Thursday, February 23, 2012

Women living in airports

The newspaper said that there had been another woman living in the airport. She refuses any kind of help, she doesn’t really talk to anyone. A couple of years ago a woman from Finland lived in the airports in Berlin for months. 

So, you need to get out of the place you just came from, and not yet sure where to go. You are in a transitioning position, armed to the teeth, battling with the concept of “free will”. 

Not as well as the women who live in airports, I do sense being in a transitional position quite often. Maybe what I experience doesn’t even count as transitional, because it’d imply changes, whilst I am uncertain about the odds of that happening (not anytime soon at least).

I have been a student all my life (although I have never been a model student). There hasn’t been ANY day where I don’t hold a student ID. Life outside of being a student puzzles me and yet not necessarily fascinates me. As a student, one of our most important focus would be grades. After high school, my grades have been slightly above average, and yet not good enough to get a good-sized grand. Almost graduated with M.A. without a consecutive B.A. Too old to get 30% on my train ticket and yet not old enough to have any work experience. Speak officially 5 languages and yet without a real mother tongue, which has been a real pain in the ass here. (It is not like I speak terrible German, I don’t speak it perfectly, but that’s why you have EDITORS!) I am over qualified to sit at a cashier, under qualified for a real job. But who knows, after March I am no longer a student. For the first time in my life, I will officially be a non-student. Without a concrete further plan to go back to school, this last remaining month makes me feel like living in an airport --- one day I will get there, but not today. And I am not sure if I am ready to take that flight yet. I am not even sure if any of these offered flights is on my list. Maybe none of these places would be my desired destination. Thus before I get kicked out of the airport or pushed into one of the airplanes, I have a month to be in the main hall with my luggage. Just really need to sort my tangled brain out. 

One of my therapists in Idaho used to ask me this question every time I tell her an event:”How does that make you feel?”

Being 17 and first time in therapy, I was confused about the question: Are you serious or is this a vocabulary test to see how many adjectives I know?

After months of working with one therapist, I would imagine that she knew me a bit already. I spoke broken English with a strong accent, but I was fairly sure that I made myself clear. I already asked myself the same question a thousand times, the problem was not that I didn’t know how I felt or couldn’t find a fitting adjective; the problem was: I didn’t know how to live peacefully with these feelings. The therapist was nice, but kept giving me formulas:

Angry -- take a walk
Sad -- listen to music
Vulnerable --- be with friends
Happy --- great
Confused --- wait it out
Depressed --- hug a pillow

That’s why her question felt like a language test to me after a while. When the talking method was not working, she opened the top drawer and gave me a month’s worth of Prozac. 

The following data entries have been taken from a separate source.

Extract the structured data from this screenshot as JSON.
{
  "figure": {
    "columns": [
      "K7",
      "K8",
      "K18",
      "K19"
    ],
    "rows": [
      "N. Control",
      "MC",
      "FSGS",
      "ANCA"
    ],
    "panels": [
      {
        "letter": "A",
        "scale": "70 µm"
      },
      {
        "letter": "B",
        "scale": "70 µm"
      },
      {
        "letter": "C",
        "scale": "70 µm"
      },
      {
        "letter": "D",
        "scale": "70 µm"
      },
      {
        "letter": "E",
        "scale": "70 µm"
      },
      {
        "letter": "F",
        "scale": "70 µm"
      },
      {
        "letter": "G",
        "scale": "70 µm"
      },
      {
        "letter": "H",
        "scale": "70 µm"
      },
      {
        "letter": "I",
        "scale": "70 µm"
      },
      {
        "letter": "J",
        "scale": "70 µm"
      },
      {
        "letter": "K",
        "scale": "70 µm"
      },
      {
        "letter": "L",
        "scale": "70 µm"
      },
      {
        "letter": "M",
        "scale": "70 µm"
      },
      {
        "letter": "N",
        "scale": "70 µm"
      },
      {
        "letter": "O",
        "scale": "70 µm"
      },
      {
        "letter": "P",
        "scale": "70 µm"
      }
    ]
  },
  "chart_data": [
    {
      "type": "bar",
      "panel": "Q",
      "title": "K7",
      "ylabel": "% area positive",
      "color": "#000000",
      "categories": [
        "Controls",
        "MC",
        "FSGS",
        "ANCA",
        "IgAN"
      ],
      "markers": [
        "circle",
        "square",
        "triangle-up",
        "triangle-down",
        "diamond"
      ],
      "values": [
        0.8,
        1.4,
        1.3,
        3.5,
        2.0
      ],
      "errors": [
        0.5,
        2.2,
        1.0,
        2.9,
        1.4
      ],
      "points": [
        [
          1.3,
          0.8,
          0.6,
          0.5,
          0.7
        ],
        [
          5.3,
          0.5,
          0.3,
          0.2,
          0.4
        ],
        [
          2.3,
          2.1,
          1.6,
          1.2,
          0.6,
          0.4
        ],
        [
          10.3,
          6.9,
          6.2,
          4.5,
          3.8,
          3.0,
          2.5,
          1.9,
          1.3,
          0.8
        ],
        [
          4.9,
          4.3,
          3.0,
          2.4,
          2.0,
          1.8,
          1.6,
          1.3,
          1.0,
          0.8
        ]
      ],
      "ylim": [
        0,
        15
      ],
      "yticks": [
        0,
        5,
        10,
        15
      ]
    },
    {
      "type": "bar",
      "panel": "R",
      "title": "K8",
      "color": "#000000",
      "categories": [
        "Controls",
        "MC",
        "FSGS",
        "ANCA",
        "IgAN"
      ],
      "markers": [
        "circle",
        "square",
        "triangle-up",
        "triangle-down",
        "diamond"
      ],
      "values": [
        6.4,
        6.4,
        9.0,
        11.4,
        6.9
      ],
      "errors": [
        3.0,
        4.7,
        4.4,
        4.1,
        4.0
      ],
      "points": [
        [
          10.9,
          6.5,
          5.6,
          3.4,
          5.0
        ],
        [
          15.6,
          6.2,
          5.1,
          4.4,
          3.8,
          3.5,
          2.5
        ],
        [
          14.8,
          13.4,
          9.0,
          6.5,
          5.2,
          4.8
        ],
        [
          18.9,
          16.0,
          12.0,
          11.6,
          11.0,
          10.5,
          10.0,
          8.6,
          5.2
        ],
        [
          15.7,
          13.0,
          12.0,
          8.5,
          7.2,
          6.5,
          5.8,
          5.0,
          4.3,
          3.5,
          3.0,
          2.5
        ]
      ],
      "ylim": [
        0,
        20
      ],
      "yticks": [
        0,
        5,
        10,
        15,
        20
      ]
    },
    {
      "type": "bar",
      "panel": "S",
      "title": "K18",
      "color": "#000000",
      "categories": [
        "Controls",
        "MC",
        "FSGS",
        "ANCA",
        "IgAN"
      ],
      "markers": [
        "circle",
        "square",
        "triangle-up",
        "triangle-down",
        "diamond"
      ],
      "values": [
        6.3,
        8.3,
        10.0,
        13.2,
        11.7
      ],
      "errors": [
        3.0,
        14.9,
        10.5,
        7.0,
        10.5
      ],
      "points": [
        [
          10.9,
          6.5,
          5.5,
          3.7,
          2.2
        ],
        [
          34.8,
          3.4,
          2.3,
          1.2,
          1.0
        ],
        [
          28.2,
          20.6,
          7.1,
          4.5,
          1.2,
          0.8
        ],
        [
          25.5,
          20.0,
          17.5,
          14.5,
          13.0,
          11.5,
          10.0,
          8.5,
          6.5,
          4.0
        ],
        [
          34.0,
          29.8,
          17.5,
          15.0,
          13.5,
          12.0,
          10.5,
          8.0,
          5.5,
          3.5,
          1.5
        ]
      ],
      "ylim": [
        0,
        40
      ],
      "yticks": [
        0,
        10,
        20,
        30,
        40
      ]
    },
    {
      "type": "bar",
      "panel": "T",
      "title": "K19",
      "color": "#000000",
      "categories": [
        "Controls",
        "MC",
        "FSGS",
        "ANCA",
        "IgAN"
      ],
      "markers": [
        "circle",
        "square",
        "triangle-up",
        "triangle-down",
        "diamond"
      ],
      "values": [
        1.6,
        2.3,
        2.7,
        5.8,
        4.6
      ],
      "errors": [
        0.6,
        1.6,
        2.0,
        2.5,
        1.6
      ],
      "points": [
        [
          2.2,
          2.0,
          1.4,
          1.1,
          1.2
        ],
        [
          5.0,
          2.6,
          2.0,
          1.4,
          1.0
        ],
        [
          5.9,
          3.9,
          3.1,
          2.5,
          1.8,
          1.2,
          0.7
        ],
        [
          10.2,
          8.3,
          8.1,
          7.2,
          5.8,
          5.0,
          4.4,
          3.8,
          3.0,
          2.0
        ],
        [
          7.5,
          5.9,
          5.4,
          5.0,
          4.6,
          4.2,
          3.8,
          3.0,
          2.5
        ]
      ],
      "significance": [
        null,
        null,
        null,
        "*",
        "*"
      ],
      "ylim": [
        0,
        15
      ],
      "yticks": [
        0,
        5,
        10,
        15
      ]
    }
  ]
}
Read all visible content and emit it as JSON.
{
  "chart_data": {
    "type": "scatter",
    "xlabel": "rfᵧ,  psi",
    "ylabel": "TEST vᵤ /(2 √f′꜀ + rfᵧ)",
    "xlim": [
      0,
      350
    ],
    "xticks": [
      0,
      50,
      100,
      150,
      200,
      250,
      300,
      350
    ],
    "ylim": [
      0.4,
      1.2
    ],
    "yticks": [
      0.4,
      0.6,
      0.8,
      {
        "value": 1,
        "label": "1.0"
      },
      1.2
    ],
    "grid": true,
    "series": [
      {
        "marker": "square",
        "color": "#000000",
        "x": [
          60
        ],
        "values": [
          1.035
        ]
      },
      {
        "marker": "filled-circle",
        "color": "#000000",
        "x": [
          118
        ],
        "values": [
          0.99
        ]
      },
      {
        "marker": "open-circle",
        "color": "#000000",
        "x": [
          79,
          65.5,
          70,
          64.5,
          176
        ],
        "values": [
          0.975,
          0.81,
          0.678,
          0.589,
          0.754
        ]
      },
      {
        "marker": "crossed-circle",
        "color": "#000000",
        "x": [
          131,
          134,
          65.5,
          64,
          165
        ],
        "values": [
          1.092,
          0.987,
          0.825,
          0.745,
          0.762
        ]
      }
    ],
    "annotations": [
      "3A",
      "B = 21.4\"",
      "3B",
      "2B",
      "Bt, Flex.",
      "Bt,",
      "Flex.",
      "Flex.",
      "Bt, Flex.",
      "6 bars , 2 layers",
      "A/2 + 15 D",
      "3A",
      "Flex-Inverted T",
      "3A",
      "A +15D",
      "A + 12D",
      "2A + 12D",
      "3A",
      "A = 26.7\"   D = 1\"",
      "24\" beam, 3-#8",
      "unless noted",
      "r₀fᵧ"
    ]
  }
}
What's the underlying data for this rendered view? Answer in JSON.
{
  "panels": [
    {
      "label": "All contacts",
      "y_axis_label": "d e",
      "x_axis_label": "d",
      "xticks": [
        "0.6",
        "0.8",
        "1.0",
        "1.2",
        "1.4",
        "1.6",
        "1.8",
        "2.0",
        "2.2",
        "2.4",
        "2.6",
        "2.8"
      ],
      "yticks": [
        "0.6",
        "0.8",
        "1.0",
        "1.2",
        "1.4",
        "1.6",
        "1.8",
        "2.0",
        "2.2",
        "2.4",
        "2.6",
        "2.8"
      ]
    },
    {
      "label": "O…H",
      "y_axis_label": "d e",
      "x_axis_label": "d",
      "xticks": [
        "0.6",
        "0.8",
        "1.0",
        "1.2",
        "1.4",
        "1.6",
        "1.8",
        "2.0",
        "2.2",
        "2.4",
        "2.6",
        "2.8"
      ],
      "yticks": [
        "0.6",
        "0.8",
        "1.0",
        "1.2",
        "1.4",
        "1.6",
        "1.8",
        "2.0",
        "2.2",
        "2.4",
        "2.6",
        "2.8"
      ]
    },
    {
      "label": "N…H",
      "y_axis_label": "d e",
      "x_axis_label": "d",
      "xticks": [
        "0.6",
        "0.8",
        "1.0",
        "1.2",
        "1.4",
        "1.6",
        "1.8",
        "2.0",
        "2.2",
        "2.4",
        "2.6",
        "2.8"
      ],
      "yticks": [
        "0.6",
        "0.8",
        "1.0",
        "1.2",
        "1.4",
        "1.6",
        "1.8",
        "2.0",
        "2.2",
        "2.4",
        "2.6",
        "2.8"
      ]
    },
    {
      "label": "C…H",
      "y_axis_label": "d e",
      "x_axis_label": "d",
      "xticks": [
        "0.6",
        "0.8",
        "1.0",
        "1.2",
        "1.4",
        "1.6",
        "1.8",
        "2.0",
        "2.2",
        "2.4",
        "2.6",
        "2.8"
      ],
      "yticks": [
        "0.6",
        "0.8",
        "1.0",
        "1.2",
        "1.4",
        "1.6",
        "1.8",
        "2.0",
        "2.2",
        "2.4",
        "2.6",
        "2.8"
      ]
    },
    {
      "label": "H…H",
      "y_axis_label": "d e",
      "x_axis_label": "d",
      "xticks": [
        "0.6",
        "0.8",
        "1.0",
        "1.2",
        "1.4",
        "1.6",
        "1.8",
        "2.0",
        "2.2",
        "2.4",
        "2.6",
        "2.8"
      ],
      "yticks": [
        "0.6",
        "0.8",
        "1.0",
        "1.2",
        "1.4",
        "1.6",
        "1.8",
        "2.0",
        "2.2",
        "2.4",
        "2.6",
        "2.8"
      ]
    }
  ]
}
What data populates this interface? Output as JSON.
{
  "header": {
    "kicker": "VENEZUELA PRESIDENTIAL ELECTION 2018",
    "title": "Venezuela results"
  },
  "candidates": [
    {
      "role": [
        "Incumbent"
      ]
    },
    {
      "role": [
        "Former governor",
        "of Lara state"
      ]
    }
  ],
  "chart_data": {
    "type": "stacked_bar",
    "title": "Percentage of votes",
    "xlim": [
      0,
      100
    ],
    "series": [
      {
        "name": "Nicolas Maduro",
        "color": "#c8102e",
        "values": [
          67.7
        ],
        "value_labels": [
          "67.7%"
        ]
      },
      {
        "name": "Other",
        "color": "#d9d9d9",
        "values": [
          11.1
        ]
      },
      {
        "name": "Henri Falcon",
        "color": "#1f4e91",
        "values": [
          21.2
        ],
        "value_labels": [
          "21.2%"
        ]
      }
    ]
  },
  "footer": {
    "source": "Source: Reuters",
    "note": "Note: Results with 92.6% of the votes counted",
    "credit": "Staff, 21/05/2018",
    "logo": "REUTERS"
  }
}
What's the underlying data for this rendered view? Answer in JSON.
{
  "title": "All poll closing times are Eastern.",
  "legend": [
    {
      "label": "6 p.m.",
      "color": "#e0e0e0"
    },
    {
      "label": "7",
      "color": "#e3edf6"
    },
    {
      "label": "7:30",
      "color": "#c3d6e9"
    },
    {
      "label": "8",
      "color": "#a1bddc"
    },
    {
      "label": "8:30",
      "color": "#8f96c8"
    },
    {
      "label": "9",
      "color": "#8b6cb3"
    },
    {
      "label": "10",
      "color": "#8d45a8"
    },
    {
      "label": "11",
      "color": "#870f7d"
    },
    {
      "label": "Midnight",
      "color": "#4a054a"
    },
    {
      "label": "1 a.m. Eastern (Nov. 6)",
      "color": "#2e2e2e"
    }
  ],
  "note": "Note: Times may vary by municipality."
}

I like to play with my hair. No, I am addicted to the sensation of fingers twisting locks of hair in ways no other human being does. I have more than 20 years of experience in twisting hair involving all ten fingers, with various length and colors of hair. I do it when I am doing homework, during exams, in the cinema, on the couch, awake in bed, at the dining table, under a tree, as a passenger in a car, waiting in line to get into a zoo or just bored. I do it so frequently that it had long lost all psychological significance. I don’t even do it consciously. And yet, some people are convinced that it made THEM nervous because such gesture implied the discomfort within myself. That’s right, any unusual ticks you don’t exercise means a negativity in other’s life. If it’d bothered ME, I’d stop. But if bothers you, I’d stop when you are around although I never understand why -- it’s a harmless habit, not like smoking or being obnoxious in public; it causes no damage to anyone, not even to my hair, and it is not vulgar. But whatever, I’d stop because I couldn’t be bothered to argue about it. After being asked a question, sometimes I need a very long time to come up with an answer, and I get nervous when the other person thought I was ignoring the question:”Talk to me!” They’d say. But I can’t talk to you right now, I haven’t fully understand the (sense of the) question and give me time! Thus I abuse the following sentences:”Yes, I am thinking about your question and I haven’t gotten an answer yet.” or  “I am content and having no particular trouble. If I happen to forget to smile, it just means I am lost in my tangled mind that my facial muscles become sedated.” 

I wonder if that therapist would never approve such method: just justify yourself in the most Platonic way.